Il y a dans l’économie littéraire modeste d’Emmanuelle Guattari (textes brefs, récit en éclats) quelque chose d’infiniment gracieux et attentionné. Jamais naïf cependant. Découverte avec La petite Borde (2012) et Ciels de Loire (2013) dans lesquels la fille de Félix a raconté son enfance anticonventionnelle dans la clinique psychiatrique de La Borde créée par son philosophe de père, on la retrouve un peu plus tard, loin du Loir-et-Cher, installée à New York. Car on imagine que la narratrice de ce troisième récit emprunte à l’écrivaine quelques données biographiques dont ce père, si peu banal, qui a extrait de son carnet d’adresses le premier point de chute new-yorkais de sa fille, chez un ami dans le sud de Manhattan, près des docks.

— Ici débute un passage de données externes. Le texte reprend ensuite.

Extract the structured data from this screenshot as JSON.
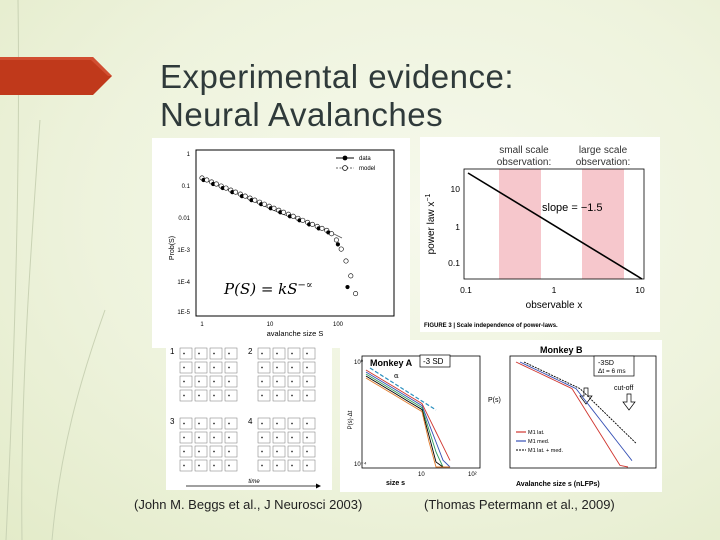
{
  "slide": {
    "title_line1": "Experimental evidence:",
    "title_line2": "Neural Avalanches",
    "accent_color": "#c0391b",
    "background_color": "#eef3dd"
  },
  "fig1": {
    "legend_data": "data",
    "legend_model": "model",
    "ylabel": "Prob(S)",
    "xlabel": "avalanche size S",
    "equation": "P(S) = kS",
    "equation_exp": "−∝",
    "yticks": [
      "1",
      "0.1",
      "0.01",
      "1E-3",
      "1E-4",
      "1E-5"
    ],
    "xticks": [
      "1",
      "10",
      "100"
    ]
  },
  "fig2": {
    "label_small": "small scale observation:",
    "label_large": "large scale observation:",
    "slope_text": "slope = −1.5",
    "ylabel": "power law x",
    "ylabel_exp": "−1",
    "xlabel": "observable x",
    "yticks": [
      "10",
      "1",
      "0.1"
    ],
    "xticks": [
      "0.1",
      "1",
      "10"
    ],
    "footer": "FIGURE 3 | Scale independence of power-laws."
  },
  "fig3": {
    "panels": [
      "1",
      "2",
      "3",
      "4"
    ],
    "time_label": "time"
  },
  "fig4": {
    "title_a": "Monkey A",
    "threshold_a": "-3 SD",
    "title_b": "Monkey B",
    "threshold_b": "-3SD",
    "dt_b": "Δt = 6 ms",
    "cutoff": "cut-off",
    "ylabel_a": "P(s)·Δt",
    "ylabel_b": "P(s)",
    "xlabel_a": "size s",
    "xlabel_b": "Avalanche size s (nLFPs)",
    "alpha_label": "α",
    "legend": [
      "M1 lat.",
      "M1 med.",
      "M1 lat. + med."
    ]
  },
  "captions": {
    "left": "(John M. Beggs et al., J Neurosci 2003)",
    "right": "(Thomas Petermann et al., 2009)"
  }
}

C’est la fin des années 1980, Manhattan, et plus encore Brooklyn, où la jeune Française vivra un peu plus tard dans un appartement en colocation avec trois garçons, n’a pas encore été nettoyé de ses pauvres et de ses fous. On y trouve des immeubles murés, des rues où les taxis ne vont pas. On peut encore se faire des frayeurs en s’aventurant seule à quelques blocs à l’ouest de Times Square.

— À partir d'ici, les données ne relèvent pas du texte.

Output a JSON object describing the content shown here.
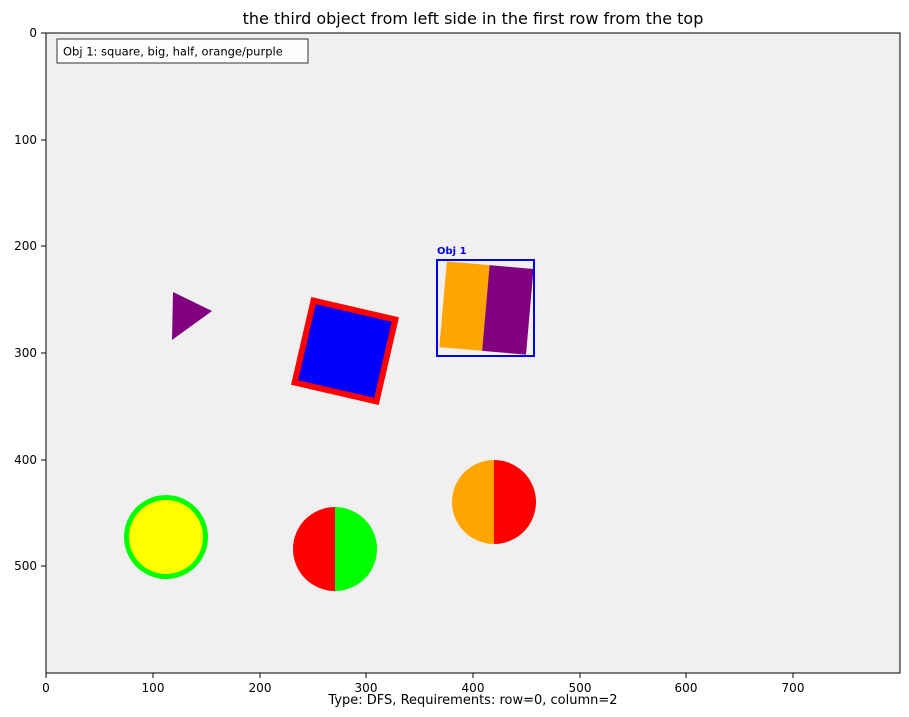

Dans New York, petite Pologne, toutes les vues recadrées par Emmanuelle Guattari ont des angles absolument singuliers : la projection de Terminator dans l’unique cinéma de Willamsburg, le regard culpabilisant d’un chien trouvé dans le métro et laissé à la SPA faute d’argent, un cafard dans un escalier très pentu, Janice couchée dans la rue devant la porte d’entrée de l’immeuble, trois poules sur un trottoir où un pont a été fermé à la circulation… Face à l’étranger, à l’inconnu, la jeune narratrice garde les yeux tranquillement ouverts. Fidèle à sa paisible acceptation de la nouveauté et de l’altérité. L’héritage dont elle nourrit ses profonds petits livres. V. R.